India created 4.66 cr jobs in FY24; employment growth rate rises to 6%: RBI data
Over 4.66 crore jobs were added in India during the financial year 2023-24, taking the total number of employed persons in the country to 64.33 crore, as per the latest data released by the Reserve Bank of India (RBI). The provisional employment growth rate for the last fiscal was 6%.
The country employed 59.66 crore people in 2022-23 across 27 industries, with year-on-year employment growth of 3.31%, contributing to a 6.6% change in the gross value addition, according to the RBI data published on July 8.
The ‘Measuring Productivity at the Industry Level – The India KLEMS Database’ report comes days after a Citibank report highlighted the inability of the country to create enough jobs for all.
The KLEMS data covers 27 industries including Agriculture, Manufacturing, Financial Services, Education and Health from 1980-81 to 2022-23. The report compares a diverse range of indicators including Gross Value Added (GVA), Gross Value of Output (GVO), Labour Employment (L), Labour Quality (LQ), Capital Stock (K), Labour Productivity (LP) and Total Factor Productivity (TFP). The dataset provides sectoral estimates as well, comprising the agriculture, manufacturing and services sectors.
The agriculture and allied industry saw a nominal Y-o-Y growth of 1.9% in employment of 25.3 crore individuals in 2022-23. While employment growth rate in the service sector declined from 3.8% in 2021-22 to 3.3% in 2022-23, value addition growth rate increased from 8.7% to 9.4% in 2022-23. The manufacturing sector saw a decline in GVA growth rates with a slight increase of 2.7% in employment in 2022-23.

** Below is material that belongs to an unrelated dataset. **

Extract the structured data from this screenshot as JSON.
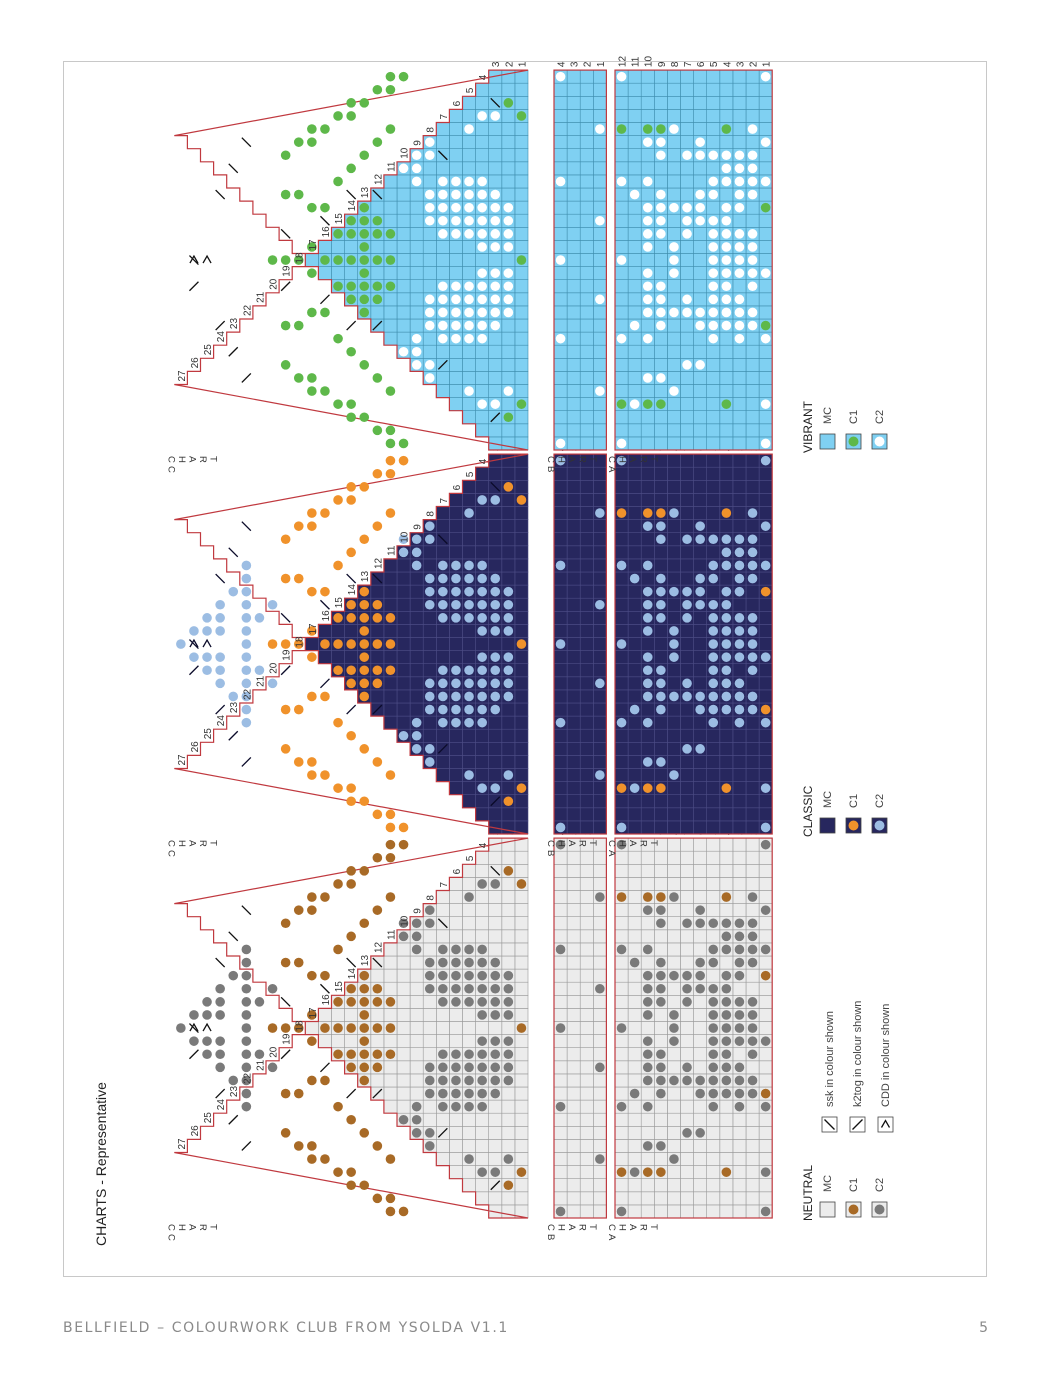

“The production and publication of the India KLEMS database are meant to support empirical research in the area of economic growth and its sources,” RBI said. RBI emphasised that the data will support the conduct of policies which intend towards acceleration of productivity growth in the economy.
The Citibank report, that preceded this data release, stated that even a near 7% GDP growth rate will create only 8-9 million jobs and might not fulfil the job requirement over the next decade. The Ministry of Labour and Employment yesterday responded to the report’s claims with a rebuttal, claiming that the group fails to account for the comprehensive and positive employment data available from official sources.
Quoting data from the Perioding Labour Force Survey and RBI, the Ministry said that the country has generated more than 8 crore employment opportunities between 2017-18 and 2021-22, translating into an average of over 2 crore jobs each year, despite an adverse impact of COVID-19 pandemic.
“This significant employment creation demonstrates the effectiveness of various government initiatives aimed at boosting employment across sectors,” the statement said.
The government argued that the Annual PLFS report gives a more optimistic picture of the Indian job market as the labour force participation has increased from 49.8% in 2017-18 to 57.9% in 2022-23 aside from improvement in other indicators. In the year 2023-24, over 1.3 crore subscribers joined EPFO which is more than twice the number of subscribers who joined EPFO in 2018-19 showing an increase in formally employed workers. The government also shared that the Indian Staffing Federation (ISF) informed the former about the employment of about 54 lakh formal contract workers and the unfulfilment of nearly 30% of demand across manufacturing, retail, and banking due to talent shortages and labour mobility. The Ministry expects robust growth of the gig economy that again substantiates India's potential to generate diverse employment opportunities.
The government argued that conclusions based on private data sources can be misleading as these use their own derived definition of employment with a methodology often critiqued for not being as representative as official data sources and that selective data chosen by their authors undermines the credibility of their analysis.